01. Blind Superstition 02. Sodom & Gomorrah 03. Euthanasia 04. Genesis XIX 05. Nicht mehr mein Land 06. Glock N' Roll 07. The Harponeer 08. Dehumanized 09. Occult Perpetrator 10. Waldo & Pigpen 11. Indoctrination 12. Friendly Fire
Po czterech latach od premiery "Decision Day" fani niemieckiej formacji doczekali się nowego albumu zespołu. Już po pierwszym odsłuchu wyraźnie widać, że "Genesis XIX" różni się od swojego poprzednika. Poszczególnych utworów nie cechuje już podobna chwytliwość i przebojowość. Z całą pewnością też, pomimo obecności w składzie Franka Blackfire, nie otrzymujemy nowej wersji "Agent Orange". Materiał wymaga od słuchacza większego skupienia, m.in. wobec faktu, iż większość utworów na płycie posiada bardziej złożoną strukturę. Pewną nowością jest zastosowanie blastów (np. w utworze "Friendly Fire"), co stanowi może wkład nowego perkusisty formacji, którym jest Toni Merkel. A może to wpływ muzycznych inspiracji Yorcka (g), na którego katanie wyraźnie widać naszywkę Morbid Angel.
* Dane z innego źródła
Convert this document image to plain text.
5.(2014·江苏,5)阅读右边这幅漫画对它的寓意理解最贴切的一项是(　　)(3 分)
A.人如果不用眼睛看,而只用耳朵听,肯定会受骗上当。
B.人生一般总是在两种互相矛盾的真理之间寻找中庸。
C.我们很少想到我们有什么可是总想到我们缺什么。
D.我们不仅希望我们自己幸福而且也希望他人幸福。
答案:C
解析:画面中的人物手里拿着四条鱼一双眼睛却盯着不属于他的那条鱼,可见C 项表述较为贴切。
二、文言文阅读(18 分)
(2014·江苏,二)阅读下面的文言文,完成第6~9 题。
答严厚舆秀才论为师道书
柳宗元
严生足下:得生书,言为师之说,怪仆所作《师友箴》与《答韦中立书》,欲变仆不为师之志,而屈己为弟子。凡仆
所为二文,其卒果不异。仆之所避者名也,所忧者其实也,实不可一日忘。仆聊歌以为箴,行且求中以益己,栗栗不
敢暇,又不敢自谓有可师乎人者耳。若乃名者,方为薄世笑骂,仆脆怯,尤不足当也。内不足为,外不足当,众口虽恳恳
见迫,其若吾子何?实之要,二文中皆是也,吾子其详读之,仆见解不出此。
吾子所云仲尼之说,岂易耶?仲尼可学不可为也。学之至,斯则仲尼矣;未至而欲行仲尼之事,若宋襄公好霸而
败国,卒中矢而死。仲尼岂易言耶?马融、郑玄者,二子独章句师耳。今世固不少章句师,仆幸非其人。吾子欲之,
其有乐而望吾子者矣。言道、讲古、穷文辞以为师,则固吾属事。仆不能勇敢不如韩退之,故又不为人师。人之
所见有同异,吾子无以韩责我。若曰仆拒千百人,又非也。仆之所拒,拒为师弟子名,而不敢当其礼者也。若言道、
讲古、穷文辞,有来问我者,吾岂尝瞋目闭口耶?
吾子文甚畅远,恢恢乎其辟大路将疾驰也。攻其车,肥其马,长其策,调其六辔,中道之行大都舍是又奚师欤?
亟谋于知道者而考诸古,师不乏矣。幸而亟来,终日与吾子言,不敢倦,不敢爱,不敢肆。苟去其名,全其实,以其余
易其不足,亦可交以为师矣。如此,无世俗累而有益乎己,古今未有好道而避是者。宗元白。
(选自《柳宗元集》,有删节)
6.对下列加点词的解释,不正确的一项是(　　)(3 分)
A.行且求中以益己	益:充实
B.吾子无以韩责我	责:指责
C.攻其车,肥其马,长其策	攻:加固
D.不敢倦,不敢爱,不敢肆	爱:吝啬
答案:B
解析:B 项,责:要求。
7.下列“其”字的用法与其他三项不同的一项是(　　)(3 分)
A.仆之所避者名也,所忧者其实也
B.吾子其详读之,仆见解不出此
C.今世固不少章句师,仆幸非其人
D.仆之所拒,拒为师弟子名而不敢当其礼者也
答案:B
Po minutowym wstępie zatytułowanym "Blind Superstition" zaczyna się ostre otwarcie w postaci "Sodom & Gomorrah" z obłędnym riffem. Następny w kolejności utwór to "Euthanasia", który z powodzeniem mógłby znaleźć się na płycie "Epitome Of Torture". Czwarty na liście to tytułowy "Genesis XIX", znany z wcześniejszej EP-ki zatytułowanej "Out of the Frontline Trench". Piąty to zaśpiewany po niemiecku "Nicht mehr mein Land" z ultraszybkim początkiem. Kolejna kompozycja to utrzymany w średnio szybkich tempach "Glock N' Roll", z kolei "The Harponeer" stanowi przykład udanego powrotu do staroszkolnej stylistyki, takiej z pierwszej połowy lat 90. ub. wieku. "Dehumanized" zaś, ze wstępem przywodzącym na myśl klimaty nomen omen z "Dehumanizer" Black Sabbath, to kolejna galopada ze wspominanymi blastami. Obok "Sodom & Gomorrah" to zdecydowanie najlepszy utwór na płycie. "Occult Perpetrator" przywodzi na myśl wolniejsze partie z "Agent Orange", a "Waldo & Pigpen" to nieco ospale rozkręcający się utwór z szybkim rozwinięciem. Następny jest "Indoctrination" ze skandowanym refrenem, w którym widoczne są wpływy punk rocka, dające o sobie znać w Sodom już na wcześniejszych płytach, chociażby na "Get What You Deserve" czy "Til Death Do Us Unite". Kończący płytę "Friendly Fire" to kolejna energetyczna kompozycja usiana blastami. Pomimo dwunastu utworów składających się na niemal godzinę muzyki płyta sprawia wrażenie dość krótkiej i kończy się niespodziewanie szybko. Całość zdobi apokaliptyczna okładka autorstwa Joe Petagno (czyżby z nadwornego grafika Motörhead stał się nim teraz w Sodom?), ukazująca Knarrenheinza jako anioła zagłady.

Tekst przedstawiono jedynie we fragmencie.